Démocrate, chrétien pratiquant fervent, homme d’État, homme de parole, défenseur mordu des intérêts généraux du peuple béninois, patriote épris et défenseur de paix, Boni Yayi du haut de ses 73 ans révolus, fortement courtisé serait le maillon de la chaine dont le OUI ou le NON lèverait le suspens sur la publication de la liste des membres du Sénat instauré par la nouvelle constitution. Selon les indiscrétions, il aurait reçu des médiateurs qui tentent par tous les moyens de le convaincre à siéger au Sénat. Pourtant, l’ancien président de la République avait, depuis Novembre 2025 fait son choix ; celui de rester loin de cette machine de la rupture.
Le président Boni Yayi a été clair et catégorique le 3 Novembre 2025 dans sa déclaration sur l’instauration annoncée d’un Sénat dans la constitution béninoise. « La création du Sénat n’est ni opportun, ni légitime. Elle constitue une initiative anti-démocratique, contraire aux principes fondamentaux de la séparation des pouvoirs et au bon fonctionnement de nos institutions », avait-il déclaré. Boni Yayi est allé plus loin en martelant que la composition de cette institution soulève de sérieuses interrogations, tout comme ses attributions et sa fonction. Pour l’ancien président du parti Les démocrates, la création du Sénat est une dérive institutionnelle qu’il ne peut cautionner en y siégeant. « Je ne saurais en aucun cas faire partie de cette institution comme membre de droit ni cautionner un tel projet, dont le dessein véritable semble être de modifier la nature même de notre régime politique. Une telle dérive institutionnelle met en péril les acquis démocratiques chèrement obtenus par le peuple béninois au prix de tant de sacrifices », souligne Boni Yayi que d’aucuns tentent de convaincre afin qu’il ravale ses mots et violer ses principes d’homme de parole.

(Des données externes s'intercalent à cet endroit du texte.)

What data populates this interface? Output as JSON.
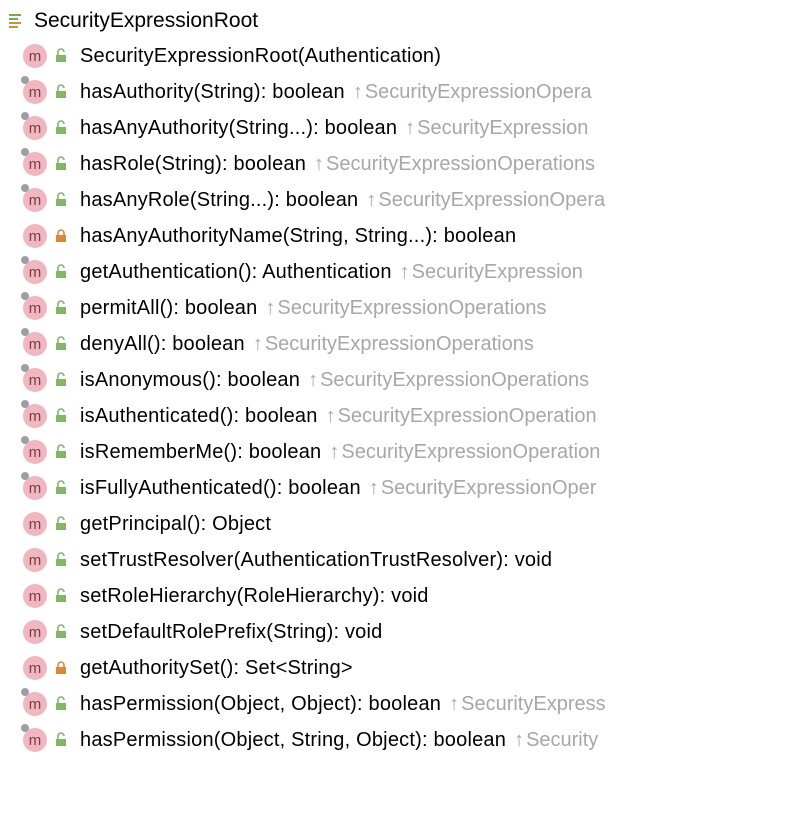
{
  "class_name": "SecurityExpressionRoot",
  "members": [
    {
      "signature": "SecurityExpressionRoot(Authentication)",
      "override": false,
      "visibility": "public",
      "inherited": ""
    },
    {
      "signature": "hasAuthority(String): boolean",
      "override": true,
      "visibility": "public",
      "inherited": "SecurityExpressionOpera"
    },
    {
      "signature": "hasAnyAuthority(String...): boolean",
      "override": true,
      "visibility": "public",
      "inherited": "SecurityExpression"
    },
    {
      "signature": "hasRole(String): boolean",
      "override": true,
      "visibility": "public",
      "inherited": "SecurityExpressionOperations"
    },
    {
      "signature": "hasAnyRole(String...): boolean",
      "override": true,
      "visibility": "public",
      "inherited": "SecurityExpressionOpera"
    },
    {
      "signature": "hasAnyAuthorityName(String, String...): boolean",
      "override": false,
      "visibility": "private",
      "inherited": ""
    },
    {
      "signature": "getAuthentication(): Authentication",
      "override": true,
      "visibility": "public",
      "inherited": "SecurityExpression"
    },
    {
      "signature": "permitAll(): boolean",
      "override": true,
      "visibility": "public",
      "inherited": "SecurityExpressionOperations"
    },
    {
      "signature": "denyAll(): boolean",
      "override": true,
      "visibility": "public",
      "inherited": "SecurityExpressionOperations"
    },
    {
      "signature": "isAnonymous(): boolean",
      "override": true,
      "visibility": "public",
      "inherited": "SecurityExpressionOperations"
    },
    {
      "signature": "isAuthenticated(): boolean",
      "override": true,
      "visibility": "public",
      "inherited": "SecurityExpressionOperation"
    },
    {
      "signature": "isRememberMe(): boolean",
      "override": true,
      "visibility": "public",
      "inherited": "SecurityExpressionOperation"
    },
    {
      "signature": "isFullyAuthenticated(): boolean",
      "override": true,
      "visibility": "public",
      "inherited": "SecurityExpressionOper"
    },
    {
      "signature": "getPrincipal(): Object",
      "override": false,
      "visibility": "public",
      "inherited": ""
    },
    {
      "signature": "setTrustResolver(AuthenticationTrustResolver): void",
      "override": false,
      "visibility": "public",
      "inherited": ""
    },
    {
      "signature": "setRoleHierarchy(RoleHierarchy): void",
      "override": false,
      "visibility": "public",
      "inherited": ""
    },
    {
      "signature": "setDefaultRolePrefix(String): void",
      "override": false,
      "visibility": "public",
      "inherited": ""
    },
    {
      "signature": "getAuthoritySet(): Set<String>",
      "override": false,
      "visibility": "private",
      "inherited": ""
    },
    {
      "signature": "hasPermission(Object, Object): boolean",
      "override": true,
      "visibility": "public",
      "inherited": "SecurityExpress"
    },
    {
      "signature": "hasPermission(Object, String, Object): boolean",
      "override": true,
      "visibility": "public",
      "inherited": "Security"
    }
  ]
}
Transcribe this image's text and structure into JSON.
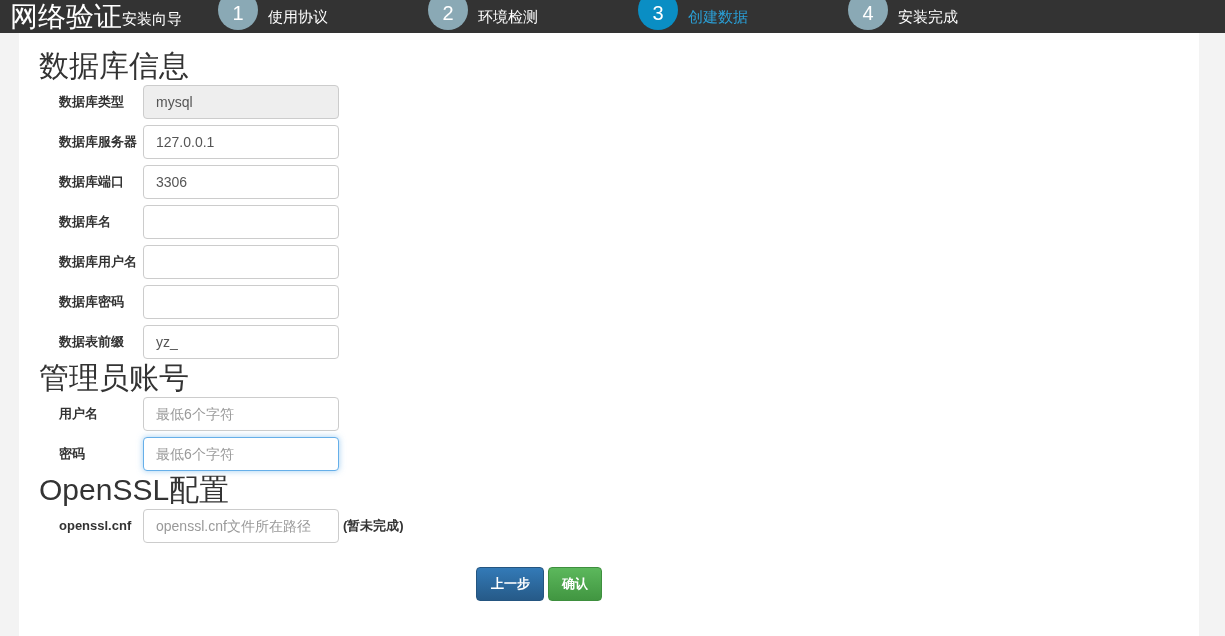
{
  "header": {
    "title": "网络验证",
    "subtitle": "安装向导",
    "steps": [
      {
        "number": "1",
        "label": "使用协议",
        "selected": false
      },
      {
        "number": "2",
        "label": "环境检测",
        "selected": false
      },
      {
        "number": "3",
        "label": "创建数据",
        "selected": true
      },
      {
        "number": "4",
        "label": "安装完成",
        "selected": false
      }
    ]
  },
  "sections": [
    {
      "title": "数据库信息",
      "fields": [
        {
          "label": "数据库类型",
          "value": "mysql",
          "disabled": true,
          "focused": false
        },
        {
          "label": "数据库服务器",
          "value": "127.0.0.1",
          "disabled": false,
          "focused": false
        },
        {
          "label": "数据库端口",
          "value": "3306",
          "disabled": false,
          "focused": false
        },
        {
          "label": "数据库名",
          "disabled": false,
          "focused": false
        },
        {
          "label": "数据库用户名",
          "disabled": false,
          "focused": false
        },
        {
          "label": "数据库密码",
          "disabled": false,
          "focused": false
        },
        {
          "label": "数据表前缀",
          "value": "yz_",
          "disabled": false,
          "focused": false
        }
      ]
    },
    {
      "title": "管理员账号",
      "fields": [
        {
          "label": "用户名",
          "placeholder": "最低6个字符",
          "disabled": false,
          "focused": false
        },
        {
          "label": "密码",
          "placeholder": "最低6个字符",
          "disabled": false,
          "focused": true
        }
      ]
    },
    {
      "title": "OpenSSL配置",
      "fields": [
        {
          "label": "openssl.cnf",
          "placeholder": "openssl.cnf文件所在路径",
          "disabled": false,
          "focused": false,
          "note": "(暂未完成)"
        }
      ]
    }
  ],
  "buttons": [
    {
      "label": "上一步",
      "kind": "primary"
    },
    {
      "label": "确认",
      "kind": "success"
    }
  ]
}
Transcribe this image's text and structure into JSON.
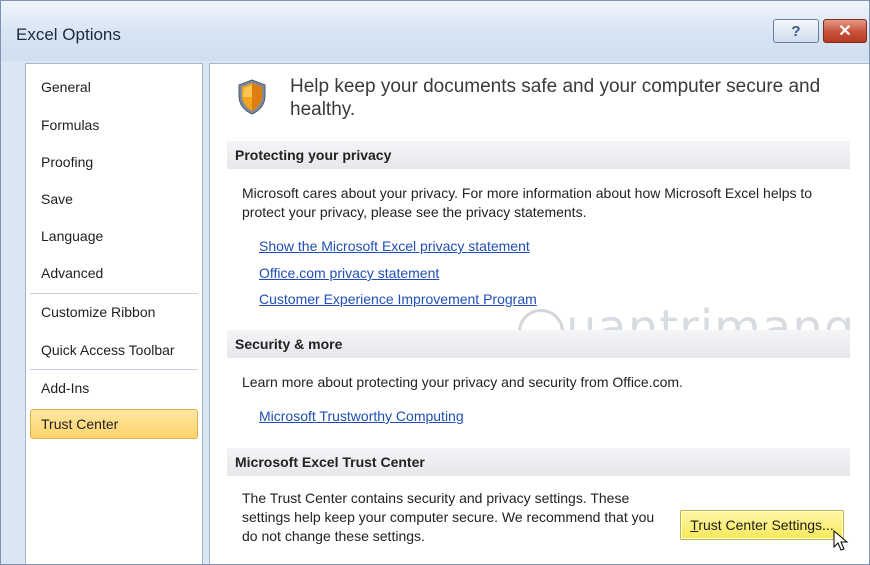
{
  "window": {
    "title": "Excel Options",
    "help_glyph": "?",
    "close_glyph": "✕"
  },
  "nav": {
    "items": [
      {
        "label": "General"
      },
      {
        "label": "Formulas"
      },
      {
        "label": "Proofing"
      },
      {
        "label": "Save"
      },
      {
        "label": "Language"
      },
      {
        "label": "Advanced"
      },
      {
        "label": "Customize Ribbon"
      },
      {
        "label": "Quick Access Toolbar"
      },
      {
        "label": "Add-Ins"
      },
      {
        "label": "Trust Center",
        "selected": true
      }
    ]
  },
  "content": {
    "headline": "Help keep your documents safe and your computer secure and healthy.",
    "privacy": {
      "heading": "Protecting your privacy",
      "text": "Microsoft cares about your privacy. For more information about how Microsoft Excel helps to protect your privacy, please see the privacy statements.",
      "links": [
        "Show the Microsoft Excel privacy statement",
        "Office.com privacy statement",
        "Customer Experience Improvement Program"
      ]
    },
    "security": {
      "heading": "Security & more",
      "text": "Learn more about protecting your privacy and security from Office.com.",
      "links": [
        "Microsoft Trustworthy Computing"
      ]
    },
    "trust_center": {
      "heading": "Microsoft Excel Trust Center",
      "text": "The Trust Center contains security and privacy settings. These settings help keep your computer secure. We recommend that you do not change these settings.",
      "button_label": "Trust Center Settings...",
      "button_access_key": "T",
      "button_rest": "rust Center Settings..."
    },
    "watermark": "uantrimang"
  },
  "colors": {
    "link": "#1f4fb4",
    "selected_nav": "#ffd36b",
    "button": "#f7e85a",
    "close": "#c7513a"
  },
  "icons": {
    "shield": "shield-icon",
    "help": "help-icon",
    "close": "close-icon",
    "cursor": "mouse-pointer-icon"
  }
}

Pendant 10 ans, l’ancien président de la République a milité, travaillé et même bataillé pour le changement de la manière dont la rupture conduit les affaires de la République. Pour cet engagement aux côtés du peuple béninois malmené par une gouvernance exclusive, Boni Yayi a été enfermé chez lui pendant 52 jours et aurait même frôlé le pire. Président d’honneur du parti Les Démocrates, Boni Yayi a été obligé de prendre la tête de la plus grande formation politique de l’opposition en octobre 2023 pour mieux mener le combat contre la destruction de l’édifice démocratique du Bénin et pour le rétablissement du vivre ensemble enseveli dans les méandres de cette gouvernance par la ruse et la rage. D’octobre 2023 à mars 2026, Boni Yayi a parcouru monts et vallées pour mobiliser pacifiquement arguments politiques à l’appui, les béninois contre ce système de gouvernance qui emprisonne et affame la grande masse, mais enrichit une minorité qui piétine allègrement les principes les plus élémentaires de la démocratie et de la bonne gouvernance sociale du pays. s
Faire partie aujourd’hui des membres de ce Sénat serait pour le Président Boni Yayi une très sale manière de ravaler ses vomissures en piétinant ses propres valeurs d’homme de Dieu, homme d’Etat, défenseur de la démocratie et de l’Etat de droit et pire rompre avec la sagesse qu’il incarne depuis 2016 où très démocratiquement, il a passé le témoin tout en militant pour la préservation de la démocratie qu’il a laissée renforcée. Consentir tous ces sacrifices et revenir sur son propre choix reviendrait à trahir ses propres convictions et trahir le peuple à qui il a donné sa parole, à moins que cette volte-face fasse partie d’une stratégie visant à poursuivre le combat pour la démocratie, la paix, le vivre ensemble et la libération du pays, tel que mené depuis 2016.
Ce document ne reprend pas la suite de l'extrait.